The ongoing feedback I received as a young dancer was designed to help me gain awareness of where and how to improve my skills and included opportunities to practice and iterate as I learned. After the recital — the moment toward which all of the feedback had been building — I received a different kind of feedback, known to educators as “summative feedback,” evaluating the skills and techniques I had learned throughout all of our classes and rehearsals. Summative feedback, which I will simply call “evaluation,” is often delivered as a grade and comments, or in the case of a dance recital, applause. This may be what springs immediately to mind when we think about how a student understands her progress, especially since many of us experienced a K-12 education that was focused intently on traditional evaluation. And while evaluation in the form of grades or comments is important, we know that the true foundation of student growth lies in the experience of receiving ongoing feedback on a developing skill. 

Low-stakes opportunities to demonstrate new learning coupled with meaningful, specific, and ongoing feedback provides space for students to practice new skills and refine their understanding, helping them develop into resilient learners who appreciate the value of, and know how to act on, constructive feedback. In my English classroom, focused free writing exercises, classroom discussions, and drafts are all chances for students to engage in an iterative process that involves receiving, processing, and applying feedback to particular learning goals. My students appreciate the feedback that I give them on these activities because it is designed to help them focus on a skill they might target in a future test or essay but is not itself tied to a specific grade. When providing feedback, I assess each piece of student work using the specific standards, or learning objectives, my students are trying to meet.
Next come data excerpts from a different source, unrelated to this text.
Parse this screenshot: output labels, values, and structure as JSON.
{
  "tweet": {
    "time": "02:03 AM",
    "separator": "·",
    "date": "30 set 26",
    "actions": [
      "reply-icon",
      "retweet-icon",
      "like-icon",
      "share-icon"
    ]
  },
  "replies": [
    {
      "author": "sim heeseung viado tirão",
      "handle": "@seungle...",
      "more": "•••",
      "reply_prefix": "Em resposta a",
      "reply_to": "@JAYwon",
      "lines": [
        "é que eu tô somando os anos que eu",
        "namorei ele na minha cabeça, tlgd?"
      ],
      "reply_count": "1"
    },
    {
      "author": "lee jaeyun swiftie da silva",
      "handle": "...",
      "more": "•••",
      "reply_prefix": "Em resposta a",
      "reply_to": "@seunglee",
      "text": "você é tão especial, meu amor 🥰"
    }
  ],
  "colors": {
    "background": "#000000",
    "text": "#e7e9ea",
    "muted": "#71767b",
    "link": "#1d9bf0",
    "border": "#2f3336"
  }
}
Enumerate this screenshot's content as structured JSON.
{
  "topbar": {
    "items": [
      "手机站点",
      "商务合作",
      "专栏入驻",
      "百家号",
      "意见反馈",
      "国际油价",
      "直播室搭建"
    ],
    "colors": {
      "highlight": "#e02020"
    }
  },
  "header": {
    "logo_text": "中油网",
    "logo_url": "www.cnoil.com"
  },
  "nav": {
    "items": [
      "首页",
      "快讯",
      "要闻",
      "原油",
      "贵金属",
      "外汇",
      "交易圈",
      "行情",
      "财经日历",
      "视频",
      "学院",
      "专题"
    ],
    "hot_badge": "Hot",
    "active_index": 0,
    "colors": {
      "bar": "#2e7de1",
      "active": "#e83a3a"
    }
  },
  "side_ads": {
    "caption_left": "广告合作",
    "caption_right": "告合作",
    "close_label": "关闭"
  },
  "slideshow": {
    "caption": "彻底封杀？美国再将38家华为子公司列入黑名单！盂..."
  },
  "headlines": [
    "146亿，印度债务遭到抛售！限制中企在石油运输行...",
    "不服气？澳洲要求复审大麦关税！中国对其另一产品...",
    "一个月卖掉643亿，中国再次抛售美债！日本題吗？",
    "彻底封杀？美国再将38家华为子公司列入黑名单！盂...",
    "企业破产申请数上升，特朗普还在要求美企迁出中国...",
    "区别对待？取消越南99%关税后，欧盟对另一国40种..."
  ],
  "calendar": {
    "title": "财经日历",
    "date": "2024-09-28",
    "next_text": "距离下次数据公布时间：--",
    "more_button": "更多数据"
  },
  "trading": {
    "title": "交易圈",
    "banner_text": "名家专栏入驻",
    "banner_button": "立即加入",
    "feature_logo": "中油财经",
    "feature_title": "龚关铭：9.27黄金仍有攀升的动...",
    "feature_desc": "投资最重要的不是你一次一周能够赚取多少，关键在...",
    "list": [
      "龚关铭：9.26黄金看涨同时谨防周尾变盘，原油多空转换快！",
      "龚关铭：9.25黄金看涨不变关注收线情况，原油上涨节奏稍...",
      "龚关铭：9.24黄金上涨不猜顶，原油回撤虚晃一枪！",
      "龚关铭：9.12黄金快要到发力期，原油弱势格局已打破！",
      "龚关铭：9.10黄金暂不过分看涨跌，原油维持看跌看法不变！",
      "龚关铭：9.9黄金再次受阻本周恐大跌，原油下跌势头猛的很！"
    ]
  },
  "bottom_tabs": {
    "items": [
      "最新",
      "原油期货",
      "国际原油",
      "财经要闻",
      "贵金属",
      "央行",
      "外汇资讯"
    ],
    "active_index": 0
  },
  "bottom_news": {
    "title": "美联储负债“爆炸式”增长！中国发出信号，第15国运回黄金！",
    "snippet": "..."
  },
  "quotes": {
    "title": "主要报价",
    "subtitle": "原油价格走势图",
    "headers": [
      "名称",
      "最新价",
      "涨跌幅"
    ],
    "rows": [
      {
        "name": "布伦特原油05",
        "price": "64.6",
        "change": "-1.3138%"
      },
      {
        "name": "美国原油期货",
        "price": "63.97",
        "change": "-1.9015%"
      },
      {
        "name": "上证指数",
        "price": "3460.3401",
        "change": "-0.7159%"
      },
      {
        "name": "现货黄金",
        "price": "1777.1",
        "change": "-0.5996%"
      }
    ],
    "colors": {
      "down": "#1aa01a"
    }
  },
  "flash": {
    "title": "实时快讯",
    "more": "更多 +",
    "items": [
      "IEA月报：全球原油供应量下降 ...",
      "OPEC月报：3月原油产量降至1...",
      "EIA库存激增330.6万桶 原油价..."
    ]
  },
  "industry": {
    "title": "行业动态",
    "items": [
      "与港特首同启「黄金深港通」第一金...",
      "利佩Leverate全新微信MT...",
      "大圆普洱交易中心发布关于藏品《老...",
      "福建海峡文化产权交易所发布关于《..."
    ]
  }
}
Students have time and space to apply my feedback, refine their goals, and, eventually, show their learning through a final project.

As I learned first from my time as a dancer, and later from my years as an educator, students can be wonderfully receptive to feedback, especially when they understand it is part of a learning process that best sets them up for meaningful evaluation. When I was in middle school, I remember watching the older students in my ballet and master classes huddle after each class to discuss the notes and corrections they had received from the instructor. I soon learned that in the world of dance, getting a correction during class — a personalized tip, a repositioning of the foot or shoulders, a public comment on one’s form — is seen as a compliment, a gift. Whether in the dance studio or the English classroom, this kind of individualized feedback communicates to a student that their teacher sees them learning, working, and striving, and both affirms and supports the student’s own desire to improve. 

At Hewitt, we know feedback is a cornerstone of meaningful teaching and learning. We are dedicated to providing students with consistent and individualized feedback not only because it ultimately improves their outcomes on essays and exams, but also because the ability to process ongoing feedback and work iteratively toward larger goals will be critical to their success beyond Hewitt. By incorporating routines of regular and frequent feedback into their courses, Hewitt teachers are helping students cultivate the resilience, motivation, and self-awareness they will need to thrive in college and their future careers and encouraging them to develop the habits of life-long learners, leaders, and problem solvers.  


Lexicon for Teaching and Learning at Hewitt

Formative feedback: Formative feedback is continuous and timely; it is delivered while students are still learning and thus helps them gain awareness of where and how to improve toward a stated goal. 

Summative feedback: Typically delivered in the form of a grade and comments at the end of a unit or project, this feedback evaluates what or how much a student has learned.